Ricercatori di sicurezza hanno scoperto una piattaforma di frode su larga scala che sfrutta le Mini App di Telegram per rubare soldi in criptovalute e installare malware su Android. Si chiama FEMITBOT e funziona in modo più sofisticato di quanto sembri.
Cos’è FEMITBOT e come trasforma Telegram in una trappola
L’analisi è stata pubblicata questa settimana dai ricercatori di CTM360, che hanno identificato l’infrastruttura condivisa dietro decine di campagne fraudolente. Il nome FEMITBOT viene da una stringa trovata nelle risposte API dei server coinvolti: “Welcome to join the FEMITBOT platform”.
Le Mini App di Telegram usate nelle campagne FEMITBOT sono applicazioni web leggere che girano nel browser integrato di Telegram. L’utente clicca “Start” su un bot, e invece di essere reindirizzato fuori dall’app, si ritrova dentro una pagina di phishing che sembra parte di Telegram stesso.
È un dettaglio tecnico sottile, ma psicologicamente devastante per chi non lo sa.
⚠️ Attenzione: se un bot Telegram ti mostra un “saldo” con guadagni e ti chiede un deposito per prelevare, è quasi certamente una truffa advance-fee. Non versare nulla.
Brand famosi usati come esca: Apple, NVIDIA, Disney e altri
Quello che rende FEMITBOT particolarmente pericoloso è l’impersonificazione di brand che tutti riconoscono. Tra i marchi usati come esca ci sono Apple, NVIDIA, Disney, eBay, IBM e persino Coca-Cola.
L’infrastruttura backend è condivisa, ma i criminali cambiano facilmente branding, lingua e tema per ogni campagna.
Le vittime vedono dashboard con finti guadagni, timer che creano urgenza artificiale, e richieste di completare “task di referral” prima di poter prelevare. È lo stesso schema delle classiche truffe di investimento, solo confezionato dentro Telegram invece che su un sito esterno.
Trovare qualcosa di simile a quello che già conosci su una piattaforma come Telegram abbassa moltissimo il livello di guardia, ed è esattamente quello su cui punta chi ha costruito questa cosa.
Il rischio Android: APK camuffati da app legittime
💡 L’analisi: FEMITBOT dimostra che Telegram è diventato un vettore di attacco primario proprio perché le Mini App abbattono la barriera tra “messaggio” e “applicazione”. Finché Telegram non introduce controlli più severi sulle Mini App distribuite tramite bot pubblici, questo tipo di infrastruttura continuerà a proliferare con costi bassissimi per chi attacca.

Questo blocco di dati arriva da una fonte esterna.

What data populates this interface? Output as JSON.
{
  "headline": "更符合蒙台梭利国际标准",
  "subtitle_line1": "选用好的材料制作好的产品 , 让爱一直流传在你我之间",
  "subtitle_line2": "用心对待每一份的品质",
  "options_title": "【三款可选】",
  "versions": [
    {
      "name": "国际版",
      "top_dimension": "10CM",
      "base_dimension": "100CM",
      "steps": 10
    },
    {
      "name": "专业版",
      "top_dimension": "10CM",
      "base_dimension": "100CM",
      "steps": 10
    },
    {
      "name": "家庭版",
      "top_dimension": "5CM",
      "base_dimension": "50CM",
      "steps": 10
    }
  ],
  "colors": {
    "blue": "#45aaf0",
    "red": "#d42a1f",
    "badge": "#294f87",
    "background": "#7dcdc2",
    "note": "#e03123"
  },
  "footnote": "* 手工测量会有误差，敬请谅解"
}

Alcune campagne vanno oltre la truffa finanziaria e spingono file APK Android camuffati da app di brand noti come BBC, NVIDIA e CineTV. I file hanno nomi scelti apposta per non destare sospetti, e vengono ospitati sullo stesso dominio dell’API con certificato TLS valido, così il browser non mostra avvisi di sicurezza.

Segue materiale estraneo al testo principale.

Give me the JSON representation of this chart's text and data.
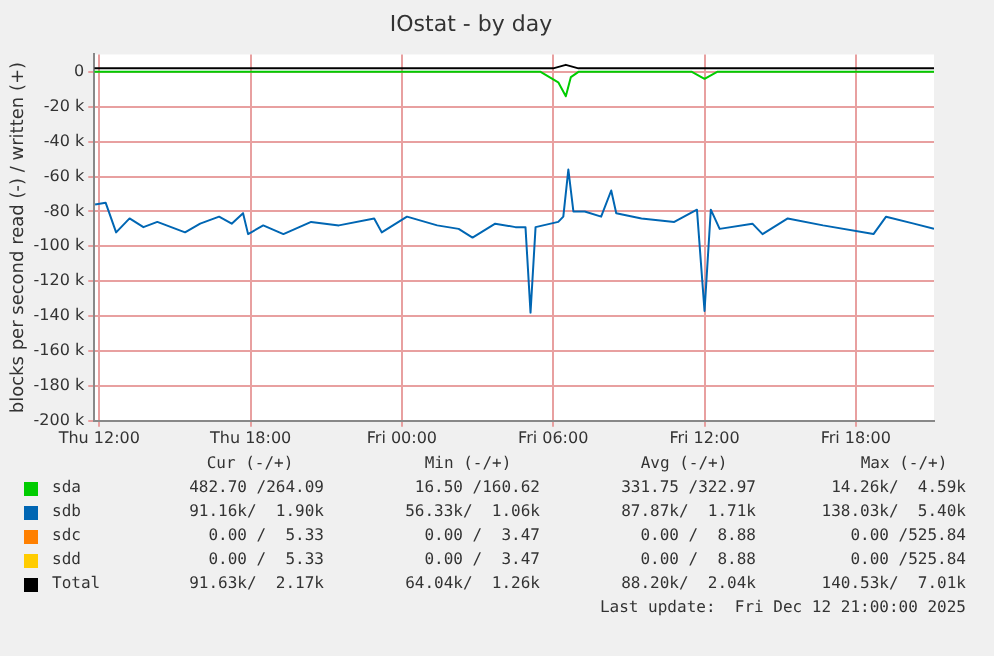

Vale la pena ricordare che installare APK da fonti esterne al Google Play Store è uno dei modi più diretti per ritrovarsi malware sul telefono, e su questo ho già scritto parlando di come certi comportamenti anomali delle app siano spesso il primo segnale di qualcosa che non va.

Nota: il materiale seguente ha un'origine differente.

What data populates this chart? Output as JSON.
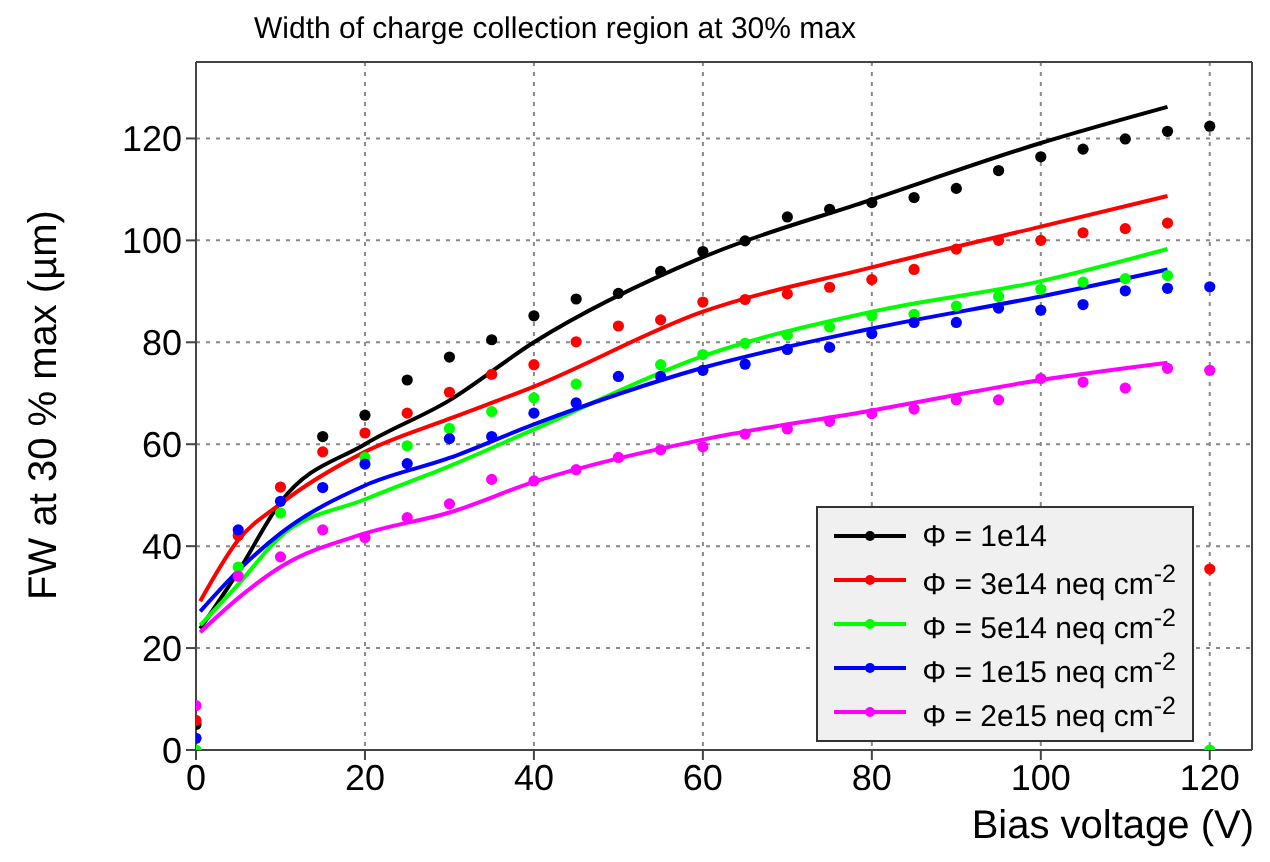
{
  "chart_data": {
    "type": "scatter",
    "title": "Width of charge collection region at 30% max",
    "xlabel": "Bias voltage (V)",
    "ylabel": "FW at 30 % max (µm)",
    "xlim": [
      0,
      125
    ],
    "ylim": [
      0,
      135
    ],
    "xticks": [
      0,
      20,
      40,
      60,
      80,
      100,
      120
    ],
    "yticks": [
      0,
      20,
      40,
      60,
      80,
      100,
      120
    ],
    "grid": true,
    "legend": "bottom right",
    "marker": "circle",
    "series": [
      {
        "name": "Φ = 1e14",
        "color": "#000000",
        "x": [
          0,
          5,
          10,
          15,
          20,
          25,
          30,
          35,
          40,
          45,
          50,
          55,
          60,
          65,
          70,
          75,
          80,
          85,
          90,
          95,
          100,
          105,
          110,
          115,
          120
        ],
        "values": [
          5,
          null,
          null,
          61.5,
          65.7,
          72.6,
          77.1,
          80.5,
          85.2,
          88.5,
          89.6,
          93.9,
          97.8,
          99.9,
          104.6,
          106.1,
          107.4,
          108.4,
          110.2,
          113.7,
          116.4,
          117.9,
          119.9,
          121.4,
          122.4
        ]
      },
      {
        "name": "Φ = 3e14 neq cm$^{-2}$",
        "color": "#ff0000",
        "x": [
          0,
          5,
          10,
          15,
          20,
          25,
          30,
          35,
          40,
          45,
          50,
          55,
          60,
          65,
          70,
          75,
          80,
          85,
          90,
          95,
          100,
          105,
          110,
          115,
          120
        ],
        "values": [
          5.8,
          42.1,
          51.6,
          58.5,
          62.2,
          66.1,
          70.2,
          73.7,
          75.6,
          80.1,
          83.2,
          84.4,
          87.9,
          88.4,
          89.5,
          90.8,
          92.3,
          94.3,
          98.3,
          100,
          100,
          101.5,
          102.3,
          103.4,
          35.5
        ]
      },
      {
        "name": "Φ = 5e14 neq cm$^{-2}$",
        "color": "#00ff00",
        "x": [
          0,
          5,
          10,
          15,
          20,
          25,
          30,
          35,
          40,
          45,
          50,
          55,
          60,
          65,
          70,
          75,
          80,
          85,
          90,
          95,
          100,
          105,
          110,
          115,
          120
        ],
        "values": [
          0,
          35.9,
          46.5,
          null,
          57.4,
          59.7,
          63.1,
          66.4,
          69.1,
          71.8,
          null,
          75.6,
          77.6,
          79.8,
          81.4,
          83,
          85.2,
          85.5,
          87.1,
          89,
          90.4,
          91.8,
          92.5,
          93.1,
          0
        ]
      },
      {
        "name": "Φ = 1e15 neq cm$^{-2}$",
        "color": "#0000ff",
        "x": [
          0,
          5,
          10,
          15,
          20,
          25,
          30,
          35,
          40,
          45,
          50,
          55,
          60,
          65,
          70,
          75,
          80,
          85,
          90,
          95,
          100,
          105,
          110,
          115,
          120
        ],
        "values": [
          2.3,
          43.2,
          48.8,
          51.5,
          56.1,
          56.2,
          61.1,
          61.5,
          66.1,
          68.1,
          73.3,
          73.3,
          74.5,
          75.7,
          78.6,
          79,
          81.7,
          83.9,
          83.9,
          86.7,
          86.3,
          87.4,
          90.1,
          90.6,
          90.9
        ]
      },
      {
        "name": "Φ = 2e15 neq cm$^{-2}$",
        "color": "#ff00ff",
        "x": [
          0,
          5,
          10,
          15,
          20,
          25,
          30,
          35,
          40,
          45,
          50,
          55,
          60,
          65,
          70,
          75,
          80,
          85,
          90,
          95,
          100,
          105,
          110,
          115,
          120
        ],
        "values": [
          8.7,
          34.1,
          37.9,
          43.2,
          41.7,
          45.6,
          48.3,
          53.1,
          52.8,
          55,
          57.4,
          58.9,
          59.5,
          62,
          63,
          64.5,
          66,
          66.9,
          68.7,
          68.7,
          72.9,
          72.2,
          71,
          74.9,
          74.5
        ]
      },
      {
        "color": "#000000",
        "type": "line",
        "marker": "none",
        "x": [
          0.5,
          5,
          10,
          20,
          30,
          40,
          60,
          80,
          100,
          115
        ],
        "values": [
          23.8,
          35,
          48.6,
          60,
          68.6,
          80,
          96.7,
          108,
          119.1,
          126.2
        ]
      },
      {
        "color": "#ff0000",
        "type": "line",
        "marker": "none",
        "x": [
          0.5,
          5,
          10,
          20,
          30,
          40,
          60,
          80,
          100,
          115
        ],
        "values": [
          29.2,
          41.2,
          48.3,
          58.5,
          65,
          71.3,
          86,
          94.7,
          102.7,
          108.7
        ]
      },
      {
        "color": "#00ff00",
        "type": "line",
        "marker": "none",
        "x": [
          0.5,
          5,
          10,
          20,
          30,
          40,
          60,
          80,
          100,
          115
        ],
        "values": [
          24.5,
          32.5,
          41.9,
          49.2,
          55.7,
          62.9,
          77.3,
          86,
          92,
          98.3
        ]
      },
      {
        "color": "#0000ff",
        "type": "line",
        "marker": "none",
        "x": [
          0.5,
          5,
          10,
          20,
          30,
          40,
          60,
          80,
          100,
          115
        ],
        "values": [
          27.2,
          35.2,
          42.5,
          51.9,
          57.3,
          63.9,
          75,
          82.7,
          89,
          94.3
        ]
      },
      {
        "color": "#ff00ff",
        "type": "line",
        "marker": "none",
        "x": [
          0.5,
          5,
          10,
          20,
          30,
          40,
          60,
          80,
          100,
          115
        ],
        "values": [
          23.1,
          29.8,
          35.9,
          42.5,
          46.6,
          52.6,
          60.9,
          66.6,
          72.6,
          76
        ]
      }
    ]
  }
}
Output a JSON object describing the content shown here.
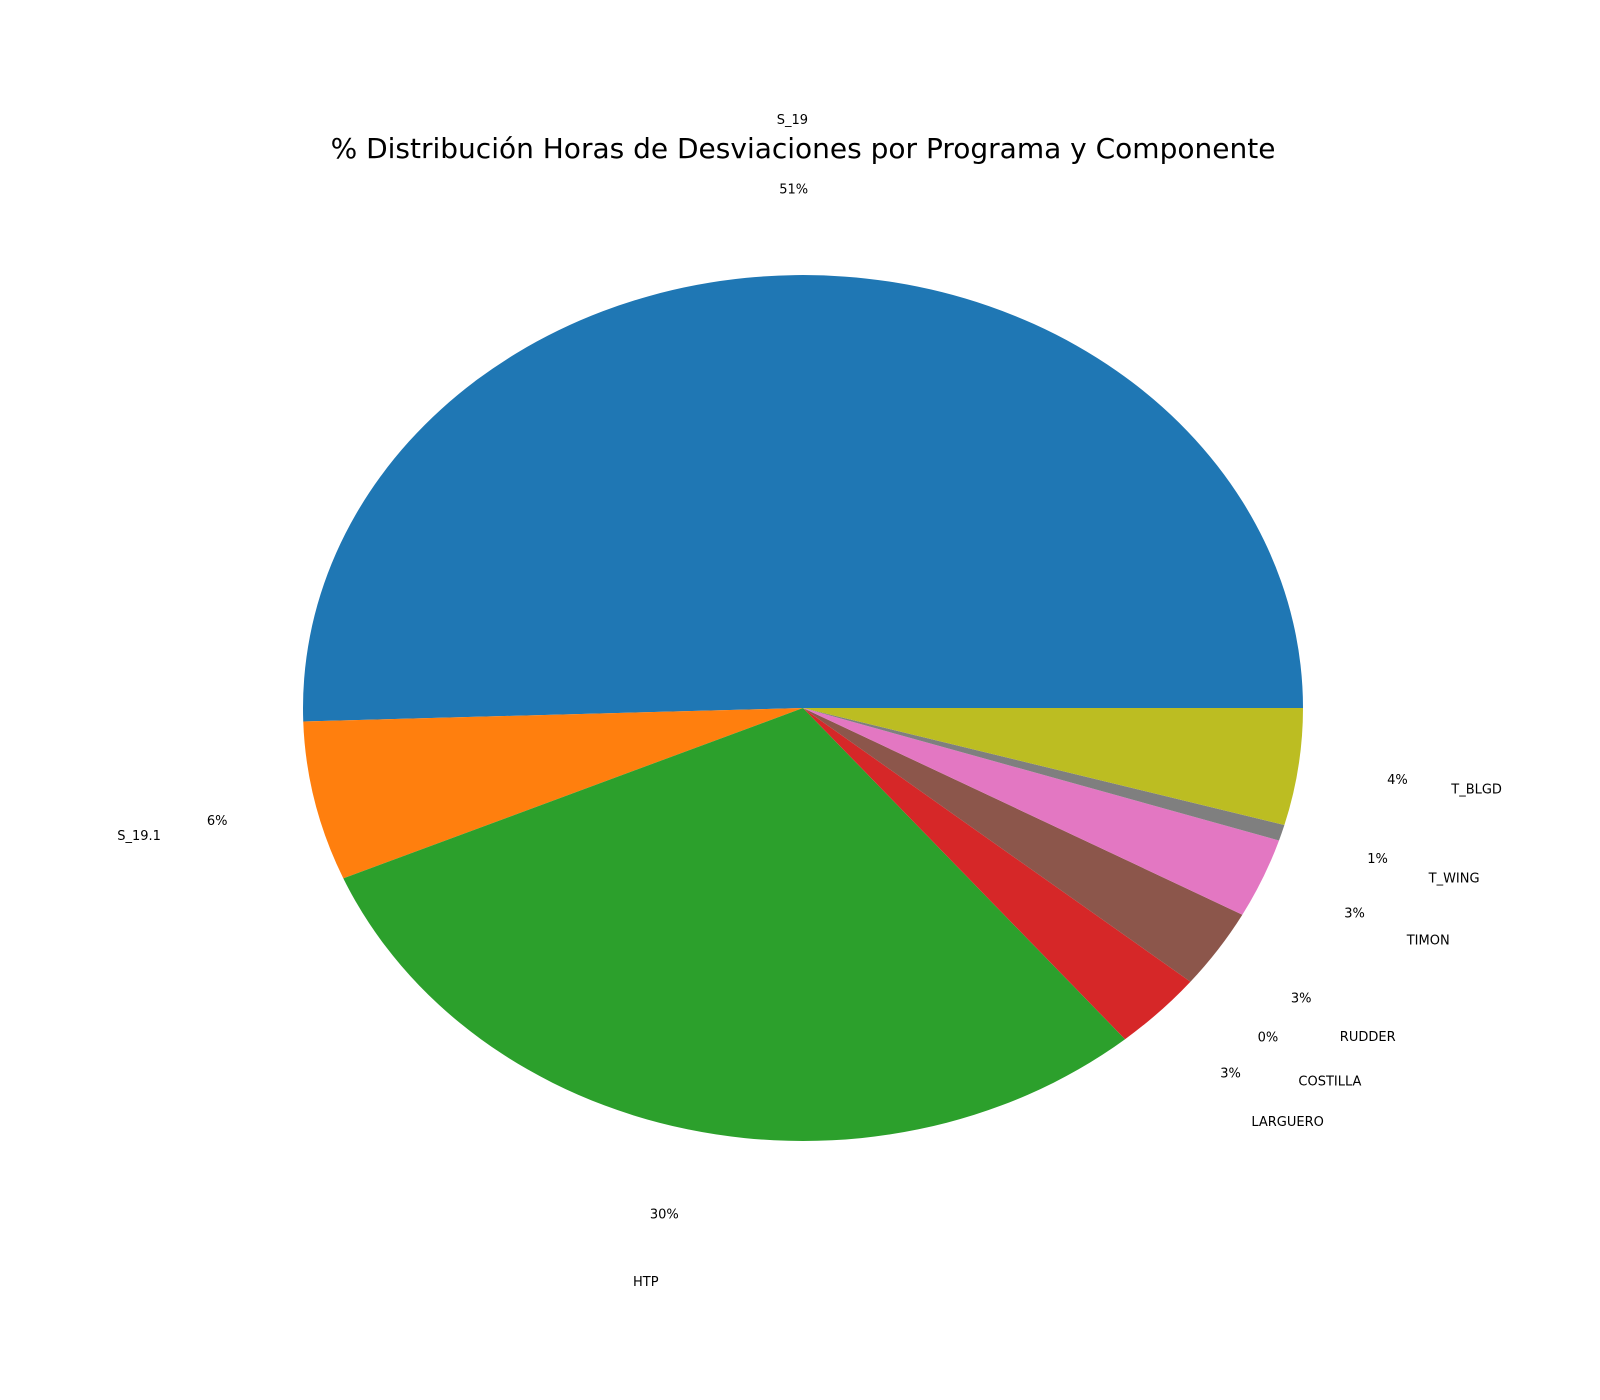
{
  "chart_data": {
    "type": "pie",
    "title": "% Distribución Horas de Desviaciones por Programa y Componente",
    "start_angle_deg": 0,
    "direction": "counterclockwise",
    "labels": [
      "S_19",
      "S_19.1",
      "HTP",
      "LARGUERO",
      "COSTILLA",
      "RUDDER",
      "TIMON",
      "T_WING",
      "T_BLGD"
    ],
    "values": [
      51.0,
      6.0,
      30.0,
      3.0,
      0.0,
      3.0,
      3.0,
      0.6,
      4.4
    ],
    "pct_labels": [
      "51%",
      "6%",
      "30%",
      "3%",
      "0%",
      "3%",
      "3%",
      "1%",
      "4%"
    ],
    "colors": [
      "#1f77b4",
      "#ff7f0e",
      "#2ca02c",
      "#d62728",
      "#9467bd",
      "#8c564b",
      "#e377c2",
      "#7f7f7f",
      "#bcbd22"
    ]
  }
}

La mia opinione netta: Telegram ha un problema strutturale con i bot e le Mini App non verificate. La piattaforma offre strumenti potenti agli sviluppatori, ma quella stessa potenza è manna per i truffatori.
Fino a quando non esiste un processo di revisione serio, trattare ogni bot sconosciuto che propone guadagni come una minaccia concreta è l’unica mossa razionale.